“A caça” is one Oliveira’s most distressing and mysterious films. Two boys, Roberto and José, enter a hunting ground, flooded with marshes. José falls into a quagmire and Roberto runs to the village looking for help. The locals form a human chain to save the victim…
“I conceived ‘A caça’ after reading in a newspaper that a boy was sucked down into a pit of quicksand and the other, due to fear, fled without helping him. The movie is based on this event.” In this laconic way, Oliveira summarizes his purpose. His first intention was to make a feature film about such an anguishing event.
But “A caça” transcends this anecdote. From the Brechtian opening shot accompanying the main titles, Oliveira suggests a multiple initiation voyage: from the city to the countryside, from civilization to virgin nature, from juvenile laughs to the old man’s terrible cry (“A mão, a mão”: “¡The hand! ¡The hand!”) that expresses the ancient fear about losing contact with the tangible world. In “A caça”, the rough landscape is indifferent to human drama. It allows people to come into its territory but in order to set them a trap; like a great carnivorous plant that devours animals and people, which are unsuspiciously close to each other. (“If animals were good, they would not kill each other”, the boys discuss in their way to the marshes.)

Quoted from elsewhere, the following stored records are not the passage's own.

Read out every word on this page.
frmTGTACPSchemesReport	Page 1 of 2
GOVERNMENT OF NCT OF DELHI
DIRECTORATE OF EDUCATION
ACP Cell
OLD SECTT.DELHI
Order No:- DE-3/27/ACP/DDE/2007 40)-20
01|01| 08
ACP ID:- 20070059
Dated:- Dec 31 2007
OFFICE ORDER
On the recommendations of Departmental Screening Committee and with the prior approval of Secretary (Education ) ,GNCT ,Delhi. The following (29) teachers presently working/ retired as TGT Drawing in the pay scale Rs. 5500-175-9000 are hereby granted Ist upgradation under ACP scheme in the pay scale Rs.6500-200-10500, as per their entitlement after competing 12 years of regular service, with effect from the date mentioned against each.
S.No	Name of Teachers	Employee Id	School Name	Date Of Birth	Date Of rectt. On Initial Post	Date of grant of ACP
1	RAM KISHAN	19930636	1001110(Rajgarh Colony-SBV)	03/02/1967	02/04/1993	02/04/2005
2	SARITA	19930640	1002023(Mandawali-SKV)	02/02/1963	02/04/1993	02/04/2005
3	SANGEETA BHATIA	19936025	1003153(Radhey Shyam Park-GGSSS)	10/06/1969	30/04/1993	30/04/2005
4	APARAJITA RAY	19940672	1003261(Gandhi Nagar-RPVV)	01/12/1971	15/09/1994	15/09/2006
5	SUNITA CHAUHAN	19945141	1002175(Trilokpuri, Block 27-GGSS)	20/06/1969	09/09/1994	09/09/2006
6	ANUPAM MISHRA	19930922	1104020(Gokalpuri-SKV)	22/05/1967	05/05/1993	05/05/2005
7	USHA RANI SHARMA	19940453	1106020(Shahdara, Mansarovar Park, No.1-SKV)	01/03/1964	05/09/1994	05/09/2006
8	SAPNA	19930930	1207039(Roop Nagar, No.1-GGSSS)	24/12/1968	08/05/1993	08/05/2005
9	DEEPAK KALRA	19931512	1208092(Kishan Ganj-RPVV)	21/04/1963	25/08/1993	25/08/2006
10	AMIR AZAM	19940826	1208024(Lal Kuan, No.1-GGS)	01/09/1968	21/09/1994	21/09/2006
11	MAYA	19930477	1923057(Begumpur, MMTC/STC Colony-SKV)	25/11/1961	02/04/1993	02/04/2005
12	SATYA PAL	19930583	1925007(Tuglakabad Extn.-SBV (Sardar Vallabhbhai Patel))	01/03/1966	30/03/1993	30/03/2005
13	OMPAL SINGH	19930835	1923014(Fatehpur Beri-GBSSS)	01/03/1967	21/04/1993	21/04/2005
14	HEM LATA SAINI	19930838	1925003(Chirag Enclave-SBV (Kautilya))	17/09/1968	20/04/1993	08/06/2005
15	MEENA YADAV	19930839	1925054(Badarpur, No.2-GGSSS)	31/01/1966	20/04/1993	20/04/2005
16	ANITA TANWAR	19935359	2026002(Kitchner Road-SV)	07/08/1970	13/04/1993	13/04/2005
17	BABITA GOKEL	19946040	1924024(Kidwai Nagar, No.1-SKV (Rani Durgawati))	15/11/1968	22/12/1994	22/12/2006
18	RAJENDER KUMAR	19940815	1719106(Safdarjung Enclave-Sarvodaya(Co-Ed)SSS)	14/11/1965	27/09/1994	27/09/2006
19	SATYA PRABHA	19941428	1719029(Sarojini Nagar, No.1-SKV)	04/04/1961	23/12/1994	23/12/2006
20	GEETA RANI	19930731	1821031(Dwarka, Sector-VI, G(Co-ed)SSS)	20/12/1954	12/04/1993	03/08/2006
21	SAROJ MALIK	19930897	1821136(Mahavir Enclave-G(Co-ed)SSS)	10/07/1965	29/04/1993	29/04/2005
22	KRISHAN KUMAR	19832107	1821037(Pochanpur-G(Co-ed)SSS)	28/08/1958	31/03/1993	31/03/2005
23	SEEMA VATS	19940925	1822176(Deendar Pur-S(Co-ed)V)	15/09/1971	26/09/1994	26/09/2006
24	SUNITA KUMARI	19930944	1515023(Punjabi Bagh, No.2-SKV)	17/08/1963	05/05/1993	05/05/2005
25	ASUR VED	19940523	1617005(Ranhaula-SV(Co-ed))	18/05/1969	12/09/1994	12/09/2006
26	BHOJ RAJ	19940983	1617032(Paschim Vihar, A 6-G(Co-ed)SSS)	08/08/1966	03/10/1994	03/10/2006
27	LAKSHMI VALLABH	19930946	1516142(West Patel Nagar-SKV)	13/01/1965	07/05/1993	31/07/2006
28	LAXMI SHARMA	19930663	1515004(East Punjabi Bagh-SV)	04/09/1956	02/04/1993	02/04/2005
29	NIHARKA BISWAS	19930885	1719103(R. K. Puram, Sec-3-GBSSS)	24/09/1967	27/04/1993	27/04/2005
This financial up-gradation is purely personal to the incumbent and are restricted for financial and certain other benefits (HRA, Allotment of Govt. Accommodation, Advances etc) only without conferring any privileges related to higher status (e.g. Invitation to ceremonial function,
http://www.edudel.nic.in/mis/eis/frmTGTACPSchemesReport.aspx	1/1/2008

It is striking that this rough fiction has been qualified as a documentary. Oliveira’s visual language is realistic and brutal (as Franju used in it Le sang des bêtes, visually mentioned by the Portuguese director). But his gaze seeks to penetrate into the secret world hiding behind the visible world, one of the trademarks of Oliveira’s cinema.
“Oliveira’s Buñueliana, violent facet finds in A caça his more explicit materialization (…) And, certainly, it is the strongest artistic crystallization of the “Desespero português” of the 60s” (Jorge Leitão Ramos: Dicionário do Cinema Português 1962-1988. Lisboa: Caminho: 69. Found in: link)
“Oliveira’s devastating short is a menacing study of violence and frustrated masculinity that chronicles the strange accident that befalls an all-male hunting party. ‘The Hunt’ was among Oliveira´s first works to be universally praised for the strength of its vision and storytelling power”. (Harvard Film Archive)
Last remark: In his original version, the movie ends tragically. So the censor forced Oliveira to shot a more optimistic end.